Likes: Open space with modern, downtown vibe, but not overly noisy.
Dislikes: Location is a bit desolate but changing rapidly.

About the drinks & décor: The inviting round bar is your first stop, where mixologists trained by Jeff Bell from PDT will offer an artisanal beverage made from a mix of fresh veggies or fruit and trendy liquors --- try the “Fig Fix” made with Pommeau and fig jam. The main dining room is buzzy but not overly loud with striking art on the walls, hanging lights and leather-topped tables that help mute the noise. Seating of choice is the nook to the right where cozy banquettes afford a feeling of privilege as well as a prime location to watch the after-work, tourist and sophisticated crowd.

About the food & wine: The Italian-inspired menu from chef Ryan Hardy is delicious. Über-fresh crudos are a must, served as a trio with selections drawn from live diver scallops, fluke, Spanish mackerel, red snapper and hamachi.
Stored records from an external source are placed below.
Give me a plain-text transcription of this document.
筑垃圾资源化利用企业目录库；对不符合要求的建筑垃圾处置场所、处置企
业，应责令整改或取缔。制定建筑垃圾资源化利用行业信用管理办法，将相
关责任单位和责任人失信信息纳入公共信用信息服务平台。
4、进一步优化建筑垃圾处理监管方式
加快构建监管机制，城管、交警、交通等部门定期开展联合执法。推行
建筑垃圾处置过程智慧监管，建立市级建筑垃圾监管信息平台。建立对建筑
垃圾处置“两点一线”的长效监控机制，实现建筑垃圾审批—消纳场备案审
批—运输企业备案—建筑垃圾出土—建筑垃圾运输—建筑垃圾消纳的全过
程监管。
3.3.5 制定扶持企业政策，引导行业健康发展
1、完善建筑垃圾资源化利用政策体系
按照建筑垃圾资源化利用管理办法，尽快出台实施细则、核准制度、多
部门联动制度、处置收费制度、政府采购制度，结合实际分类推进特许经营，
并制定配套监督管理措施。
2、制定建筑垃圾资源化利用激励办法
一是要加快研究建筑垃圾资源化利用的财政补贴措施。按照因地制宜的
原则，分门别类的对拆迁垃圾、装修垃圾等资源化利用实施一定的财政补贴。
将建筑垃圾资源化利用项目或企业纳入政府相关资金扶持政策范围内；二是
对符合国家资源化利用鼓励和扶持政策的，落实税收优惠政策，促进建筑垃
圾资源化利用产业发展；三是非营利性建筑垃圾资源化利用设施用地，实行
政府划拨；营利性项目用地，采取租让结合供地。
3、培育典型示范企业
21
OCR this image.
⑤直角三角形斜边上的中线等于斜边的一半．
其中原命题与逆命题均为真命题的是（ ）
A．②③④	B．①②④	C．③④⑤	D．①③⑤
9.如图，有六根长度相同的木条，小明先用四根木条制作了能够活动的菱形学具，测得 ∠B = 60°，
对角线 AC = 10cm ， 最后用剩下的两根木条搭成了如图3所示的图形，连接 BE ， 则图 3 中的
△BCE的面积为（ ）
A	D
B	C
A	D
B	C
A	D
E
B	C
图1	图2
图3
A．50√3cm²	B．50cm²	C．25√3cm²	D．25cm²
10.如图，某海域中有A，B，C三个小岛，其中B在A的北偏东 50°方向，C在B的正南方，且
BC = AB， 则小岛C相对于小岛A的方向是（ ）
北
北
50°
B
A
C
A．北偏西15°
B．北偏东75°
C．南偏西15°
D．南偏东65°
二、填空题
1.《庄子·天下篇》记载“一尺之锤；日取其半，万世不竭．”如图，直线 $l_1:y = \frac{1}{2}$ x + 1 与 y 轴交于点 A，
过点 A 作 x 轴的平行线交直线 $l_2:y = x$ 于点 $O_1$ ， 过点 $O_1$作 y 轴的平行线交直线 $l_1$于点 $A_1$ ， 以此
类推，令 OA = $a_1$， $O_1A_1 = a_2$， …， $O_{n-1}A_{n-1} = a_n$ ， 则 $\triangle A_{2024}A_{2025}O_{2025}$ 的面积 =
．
Homemade bread costs extra but is worth it, accompanied by lardo and several cultured butters. Hopefully someone in your group isn’t a vegetarian, because you’ll want to order the honey-lacquered duck for two, making a Peking duck seem like a relic from the Old Country. Pastas are especially wonderful, so non-meat eaters won’t suffer at all; go for the oversized raviolo doppio, a shareable piece filled with pumpkin, smoked leek and lobster mushroom, a specialty of the house. If you still have room, the chocolate fondente for dessert is luscious. The wine list is well curated with both traditional and less known choices with most from Italy and France, and the knowledgeable sommelier will let you sample a few before you commit to a glass or bottle.